Mechanistic model of pDNA production through Escherichia coli

Plasmids play a crucial role in genetic engineering and biotechnology, particularly in the development of innovative therapies. By incorporating a gene of interest into a plasmid, researchers can transfer this genetic material into bacteria or other cells, which then use the plasmid DNA to synthesize specific proteins, including those used in disease treatment. This approach has transformed the production of therapeutic proteins and serves as a cornerstone for gene therapies and DNA vaccines. 

To enhance process efficiency, both academia and industry are increasingly focused on creating robust benchmark models, paving the way for the digitalization of the biopharma sector and the full integration of Digital Twins into this field. To further contribute to this goal, this work presents a benchmark model for the production of plasmid DNA (pDNA) in Escherichia coli, focusing on process optimization and digitalization. This benchmark simulation model consists of two main integrated components: (a) a structured, non-segregated fermentation model, and (b) a metabolic model that predicts cellular behavior by simulating the production of pDNA in E. coli. Component (a) has been previously implemented by the authors, while component (b) is adapted from the research conducted by Gotsby et al. (2023). 
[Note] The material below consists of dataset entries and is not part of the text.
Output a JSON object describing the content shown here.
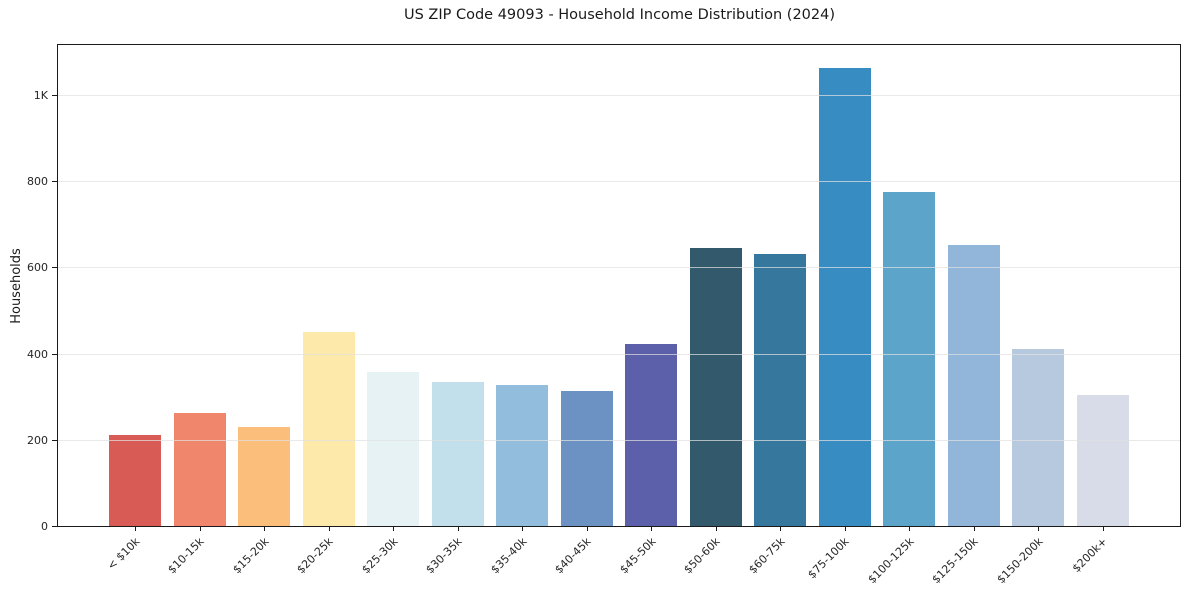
{
  "chart_data": {
    "type": "bar",
    "title": "US ZIP Code 49093 - Household Income Distribution (2024)",
    "xlabel": "",
    "ylabel": "Households",
    "ylim": [
      0,
      1116
    ],
    "grid": true,
    "legend": false,
    "categories": [
      "< $10k",
      "$10-15k",
      "$15-20k",
      "$20-25k",
      "$25-30k",
      "$30-35k",
      "$35-40k",
      "$40-45k",
      "$45-50k",
      "$50-60k",
      "$60-75k",
      "$75-100k",
      "$100-125k",
      "$125-150k",
      "$150-200k",
      "$200k+"
    ],
    "values": [
      210,
      262,
      230,
      450,
      357,
      334,
      327,
      314,
      422,
      644,
      630,
      1063,
      776,
      653,
      410,
      304
    ],
    "bar_colors": [
      "#d95b55",
      "#f0876c",
      "#fcbe7b",
      "#fde9a9",
      "#e7f2f5",
      "#c2e0ec",
      "#93bddc",
      "#6b92c3",
      "#5c5fa9",
      "#33596d",
      "#36789d",
      "#378cc1",
      "#5ca4ca",
      "#91b6d9",
      "#b6c9df",
      "#d8dbe8"
    ],
    "y_ticks": {
      "values": [
        0,
        200,
        400,
        600,
        800,
        1000
      ],
      "labels": [
        "0",
        "200",
        "400",
        "600",
        "800",
        "1K"
      ]
    },
    "colors": {
      "spine": "#1a1a1a",
      "grid": "#e7e7e7",
      "tick_text": "#262626",
      "background": "#ffffff"
    }
  }
}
Therefore, this study establishes a robust benchmark model for plasmid production, enabling investigation into the effect of different conditions and carbon sources (glycerol, glucose, complex sources). Aiming at improved plasmid production efficiency, we identify optimal parameters by comparing experimental results against the model outcomes. Thus, the model acts as a test platform for advanced experimental design. 

Initial results demonstrate reasonable model performance when compared to the experimental data and literature. Ultimately, we believe that this research provides valuable insights for enhancing plasmid production in biomanufacturing and genetic engineering applications, and that this study can potentially be a relevant effort toward future digitalization of biopharmaceuticals.